Tourism peaked in 1983, with the arrival of 337,000, before publicity about the island’s fighting drove the numbers down to one-third of that total. Colombo travel agents say the story is true, the one about the German couple whose vacation in the South was ruined when a charred corpse washed up at the edge of their beach towels. Even so, the director of research for the Ministry of Commerce and Tourism can say, ‘All we need is more tourists, then the problems would be gone.’ A Tamil servant places teacups before the guests and, unsmiling, bows and walks backward out of the room.

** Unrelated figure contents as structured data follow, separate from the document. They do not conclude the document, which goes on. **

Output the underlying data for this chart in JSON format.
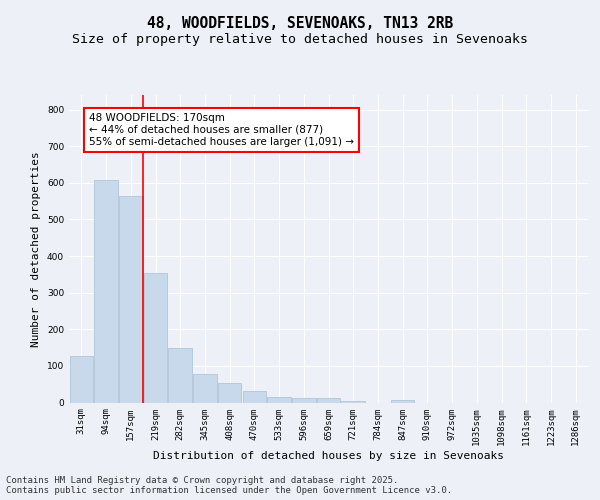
{
  "title_line1": "48, WOODFIELDS, SEVENOAKS, TN13 2RB",
  "title_line2": "Size of property relative to detached houses in Sevenoaks",
  "xlabel": "Distribution of detached houses by size in Sevenoaks",
  "ylabel": "Number of detached properties",
  "categories": [
    "31sqm",
    "94sqm",
    "157sqm",
    "219sqm",
    "282sqm",
    "345sqm",
    "408sqm",
    "470sqm",
    "533sqm",
    "596sqm",
    "659sqm",
    "721sqm",
    "784sqm",
    "847sqm",
    "910sqm",
    "972sqm",
    "1035sqm",
    "1098sqm",
    "1161sqm",
    "1223sqm",
    "1286sqm"
  ],
  "values": [
    128,
    608,
    565,
    355,
    150,
    78,
    52,
    32,
    15,
    12,
    12,
    4,
    0,
    7,
    0,
    0,
    0,
    0,
    0,
    0,
    0
  ],
  "bar_color": "#c9d9ec",
  "bar_edge_color": "#a8bfd4",
  "vline_x_index": 2,
  "vline_color": "red",
  "annotation_text": "48 WOODFIELDS: 170sqm\n← 44% of detached houses are smaller (877)\n55% of semi-detached houses are larger (1,091) →",
  "annotation_box_color": "white",
  "annotation_box_edge_color": "red",
  "ylim": [
    0,
    840
  ],
  "yticks": [
    0,
    100,
    200,
    300,
    400,
    500,
    600,
    700,
    800
  ],
  "background_color": "#edf1f7",
  "plot_background_color": "#edf1f7",
  "grid_color": "white",
  "footer_text": "Contains HM Land Registry data © Crown copyright and database right 2025.\nContains public sector information licensed under the Open Government Licence v3.0.",
  "title_fontsize": 10.5,
  "subtitle_fontsize": 9.5,
  "axis_label_fontsize": 8,
  "tick_fontsize": 6.5,
  "annotation_fontsize": 7.5,
  "footer_fontsize": 6.5
}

Meanwhile, both sides say they will continue fighting. ‘As a weak government, with a weak economy, with the emerging international crisis in the Gulf, I don’t think they can afford to keep up this war,’ says LTTE spokesman Balasingam. ‘Very soon they will realize that their military option is going to be a disaster, and then they might change their attitude. If they do, and opt for political negotiations, then we’ll negotiate. So it’s up to them to make the choice: dialogue or a perpetual war.’
‘You can’t talk to the LTTE until they are convinced that they have no military option, until they know that fighting won’t get them what they want,’ says former Defense Minister Athulathmudali from his gracious home on Colombo’s Flower Lane. A handful of humorless armed men stand guard over the entrance, the waiting room, the garage, the garden, protecting the minister, who was seriously injured by a grenade explosion in Parliament two years earlier. ‘It’s just too easy to pick up a gun,’ he says.
Among those toting guns on the Eastern battlefield, Lt. Jayeasekera of 2nd Sinha Division prepares his command for an operation on the villages surrounding Batticaloa. A line of South African tanks rev up as guns from Singapore and Pakistan are locked and loaded. ‘I have fought from 1983, both North and South, and have been injured 42 times,’ the lieutenant says proudly, pointing to the shiny webbing of scars on his hands and arms. Although he blusters at first, he admits that his opponents are a tough lot. ‘Will the LTTE lose? I don’t know, they also have a dream. They also have a plan. It’s like two trains on a collision course,’ he says, motioning with those chewed-up hands. ‘They both keep going.’